Credo che questa capacità di accogliere la novità non ignorandola oppure rinchiudendosi nel passato, nei fasti del passato, ma in modo progettuale verso il futuro, dia serenità e ci faccia sentire artigiani delle nostre comunità. È una delle nuove ministerialità, è quella degli artigiani di comunità. Oggi si parla molto in diocesi del servizio degli artigiani di comunità. Le comunità non hanno più la coesione di una volta. Vi era una coesione parentale naturale, quando in una famiglia vi erano otto figli, dieci figli, e tra parenti c’era già una sorta di tessuto naturale che si formava così.
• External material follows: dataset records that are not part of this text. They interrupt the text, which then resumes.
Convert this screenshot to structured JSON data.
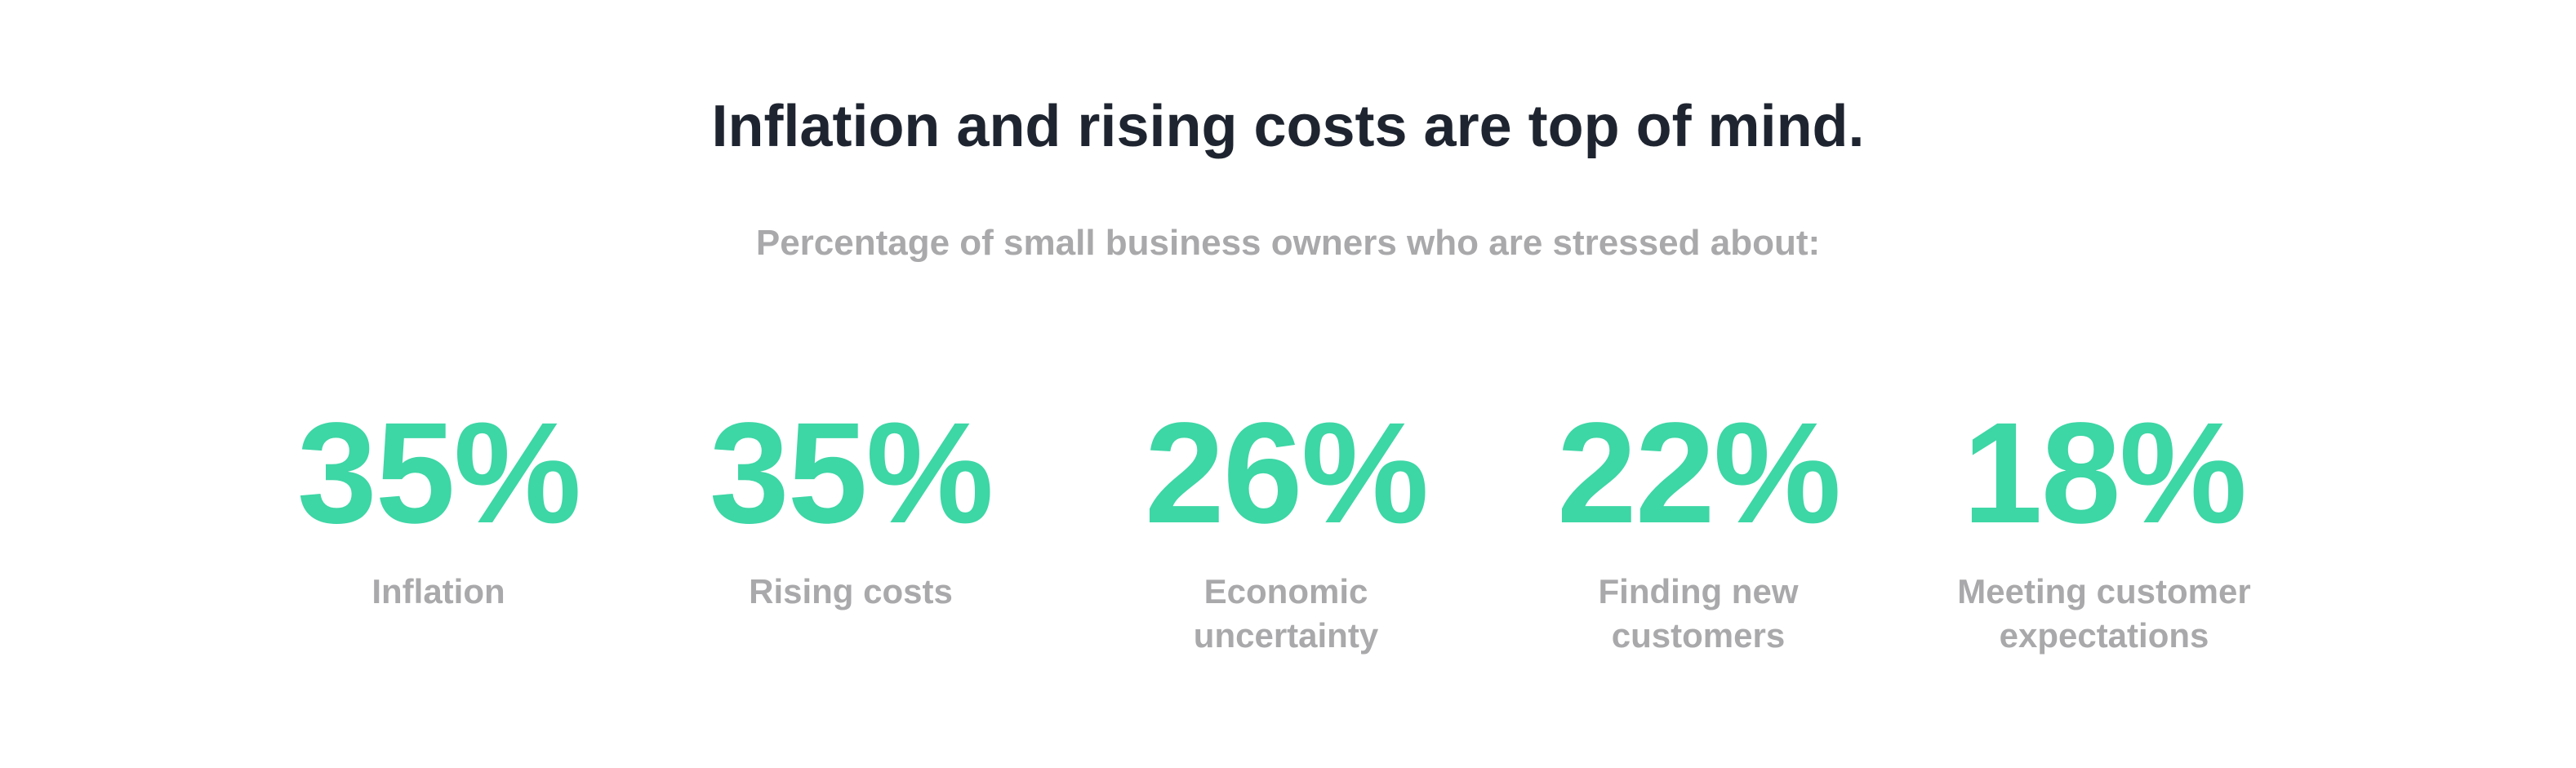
{
  "title": "Inflation and rising costs are top of mind.",
  "subtitle": "Percentage of small business owners who are stressed about:",
  "stats": [
    {
      "value": "35%",
      "label": "Inflation"
    },
    {
      "value": "35%",
      "label": "Rising costs"
    },
    {
      "value": "26%",
      "label": "Economic uncertainty"
    },
    {
      "value": "22%",
      "label": "Finding new customers"
    },
    {
      "value": "18%",
      "label": "Meeting customer expectations"
    }
  ]
}
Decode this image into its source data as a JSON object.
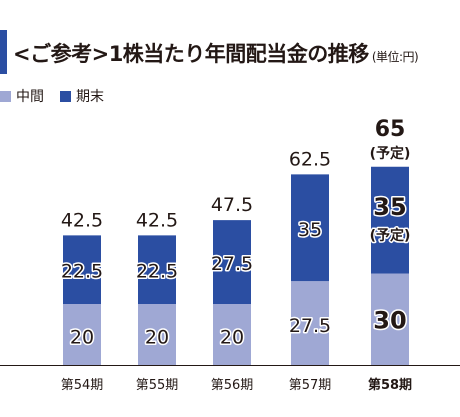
{
  "title": "<ご参考>1株当たり年間配当金の推移",
  "unit": "(単位:円)",
  "colors": {
    "interim": "#9fa8d4",
    "final": "#2b4ea2",
    "final_planned": "#2b4ea2"
  },
  "chart_data": {
    "type": "bar",
    "stacked": true,
    "categories": [
      "第54期",
      "第55期",
      "第56期",
      "第57期",
      "第58期"
    ],
    "series": [
      {
        "name": "中間",
        "values": [
          20,
          20,
          20,
          27.5,
          30
        ]
      },
      {
        "name": "期末",
        "values": [
          22.5,
          22.5,
          27.5,
          35,
          35
        ]
      }
    ],
    "totals": [
      42.5,
      42.5,
      47.5,
      62.5,
      65
    ],
    "value_labels": {
      "interim": [
        "20",
        "20",
        "20",
        "27.5",
        "30"
      ],
      "final": [
        "22.5",
        "22.5",
        "27.5",
        "35",
        "35"
      ],
      "total": [
        "42.5",
        "42.5",
        "47.5",
        "62.5",
        "65"
      ]
    },
    "planned_note": "(予定)",
    "planned_index": 4,
    "highlight_index": 4,
    "ylim": [
      0,
      70
    ],
    "grid": false,
    "legend_position": "top-left"
  }
}
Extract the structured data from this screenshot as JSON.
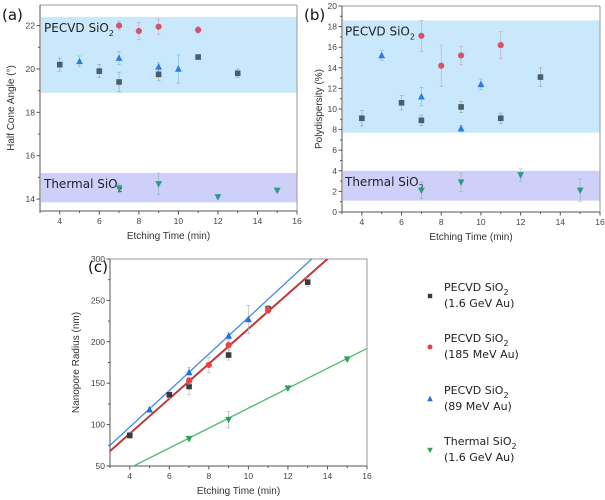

E poi vi era una coesione anche di visioni più o meno analoghe. L’aria che si respirava, l’aria culturale, aveva degli obiettivi più o meno condivisi, certamente con sfumature diverse, ma sostanzialmente si tendeva verso obiettivi più o meno condivisi. Oggi questo non è più così. E allora, ecco, fare comunità anche per una parrocchia non è dato per scontato. Non è che arriva il sacerdote, inizia la celebrazione della Messa, è fatta la comunità. Oppure, se il parroco sta in casa parrocchiale, è fatta la comunità. No, non funziona più così. Oppure, si suona la campana e tutti accorrono in chiesa. No, non è più così. E voi lo sapete molto bene. E allora, qual è la prospettiva? La prospettiva è quella di essere ospitali verso il cambiamento. E questo atteggiamento di ospitalità è un’attitudine del pensiero, è un’attitudine della mente, è una finezza dello spirito, che ci porta poi a creare momenti di sinergia, momenti propri di vita comune, del vivere insieme. Incoraggio il percorso avviato: sono felice della collaborazione tra la realtà parrocchiale e l’amministrazione per i tanti ambiti importanti in comune. Questo è un territorio ricco di chiese molto belle, di tradizioni, di esperienze: credo che questa sia una via per costruire la comunità. Questa è la sfida che oggi noi tutti abbiamo: costruire la comunità dell’oggi e del domani, superando la mentalità di vivere di rendita del passato.

La mia è una parola di ringraziamento, di incoraggiamento per tutti. C’è bisogno di camminare insieme e questo è a beneficio delle persone. Voi siete amministratori, e anche il parroco è un amministratore, come il vescovo, nel senso che amministriamo beni che non sono nostri. In una prospettiva di fede sono beni ricevuti da Dio, in una prospettiva laica sono i beni del “bene comune”. Il bene comune ci trova tutti in un punto di convergenza e quindi spendersi profondamente per questo credo che sia importante.

Grazie per questo incontro, per il bel clima che ho trovato e per le belle prospettive».